Aurora suivit silencieusement Abraham qui la fit asseoir à côté de son père. Après qu'elle soit assise, personne ne parla et la princesse en profita pour calmer ses traits crispés du visage. Ce fût Dag qui reprit la conversation en parlant de sa voix forte et assurée.
-"Je comprends votre chagrin, mais nous ne pouvions pas savoir que quelqu'un tenterait d'assassiner l'héritière du trône... Mais je m'excuse quand même au nom de la couronne et je vous promets que nous retrouverons les coupables.
-"Eh, toi." Interpella une voix masculine."Tu en sais quelque chose de notre chagrin ?"
C'était une voix qu'elle n'avait pas entendue depuis longtemps et qu'elle haïssait toujours. Mais l'entendre maintenant fit peser sur son cœur comme un poids supplémentaire.
-"C'était ma sœur... Et par ta faute elle est morte ! Certes nous n'étions jamais d'accord, mais à cause de ton existence elle est morte ! Elle est morte !"
Les larmes se mêlèrent à sa voix, créant des vibrations qui retentirent en boucle dans les oreilles sensibles de l'aveugle. Elle voulut répondre, mais lorsque sa bouche s'ouvrit sa gorge étouffa tout son possible, laissant simplement son regard vitreux répondre pour elle.
-"Eh bien sûr que tu t'en fous ! Tu vas être reine et tu me hais donc j'imagine la joie que ça doit être pour toi, montre ! Si ça se trouve, c'est même toi qui a..."
-"Silence, gamin", Tonna Dag.
En temps normal, le roi aurait menacé et rabaissé le jeune Sam Pilker, mais en regardant le visage difficile de sa fille il comprit qu'il ne pourrait pas faire durer l'entretient très longtemps.
-"Je souhaite au moins être compensé", finit par dire Lorys d'une voix faible." Je veux que vous payiez les funérailles et... Rendez-moi ma fille, bon sang..."
La voix brisée par les sanglots du père souffla les voix des personnes présentes dans la pièce, laissant qu'un silence rythmé par des pleurs.
À ce moment, Aurora comprit que c'était le moment de parler.

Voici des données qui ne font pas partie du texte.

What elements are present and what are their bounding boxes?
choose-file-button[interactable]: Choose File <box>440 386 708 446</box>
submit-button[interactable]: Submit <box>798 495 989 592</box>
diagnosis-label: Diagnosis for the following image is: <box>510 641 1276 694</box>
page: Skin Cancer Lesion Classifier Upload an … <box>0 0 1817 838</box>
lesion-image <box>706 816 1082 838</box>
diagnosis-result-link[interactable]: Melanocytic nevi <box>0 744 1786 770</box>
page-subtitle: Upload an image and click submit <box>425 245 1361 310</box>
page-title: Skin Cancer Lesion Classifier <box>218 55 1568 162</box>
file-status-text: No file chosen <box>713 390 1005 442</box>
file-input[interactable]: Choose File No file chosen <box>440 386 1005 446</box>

Sa respiration se calma lentement et sa gorge qui s'était desséchée se desserra un peu, laissant quelques mots rauques s’échapper :
-"Je vous amènerais la tête du responsable, je vous le promets... En attendant, nous vous offrons nos plus profondes condoléances et j'espère que votre chagrin ne deviendra pas un poignard à mon encontre mais plutôt envers le coupable."
Inclinant sa tête pour la première devant des gens, Aurora s'y cacha pour ne pas laisser transparaître sur son visage ses émotions si dures à voir.
-"Ma sœur ne reviendra jamais... Cependant, si tu m'apporte la tête du responsable... Non, je te détesterais toujours... Mais au moins tu la rendras fière."
Sur ses paroles nées d'un brasier de sentiment, Sam se leva et quitta la pièce en soutenant son père qui, maintenant, ne ressemblait a rien de plus qu'un vieil homme fatigué.
Lorsque la porte se ferma, un silence de plomb tomba.
-"Abraham, laisse un peu d'eau et sortons." Ordonna Dag en se levant."Il faut que j'aille voir Rockart."
Abraham hésita un moment, regardant le corps toujours fléchit d'Aurora avant d'acquiescer et de remplir un verre d'eau à l'aide d'une carafe posée à côté.
Tous deux sortirent, laissant seule la princesse.
En entendant la porte se fermer, Aurora tomba à genoux, serrant fort sa poitrine à l'endroit de son cœur. Sa respiration hagarde ne savait plus quoi faire face au flux d'émotions puissantes qui monter, ses yeux brûlaient mais ne pleuraient pas. La seule chose dont elle était sûre c'était qu'elle souffrait, énormément, comme si quelqu'un lui avait planté un autre couteau dans son dos, dans un coin inatteignable de son corps. Quelques secondes s'écoulèrent, ou des minutes, elle ne savait plus très bien, mais sa libération vint d'un cri horrible, mélangeant toutes ses émotions colporteuses de sa souffrance.
Les larmes coulèrent enfin sur ses joues, mais là où elles étaient d'habitudes chaudes, elles étaient à présent brûlantes... Et au milieu de ses pleurs elle se promit une chose... Plus jamais.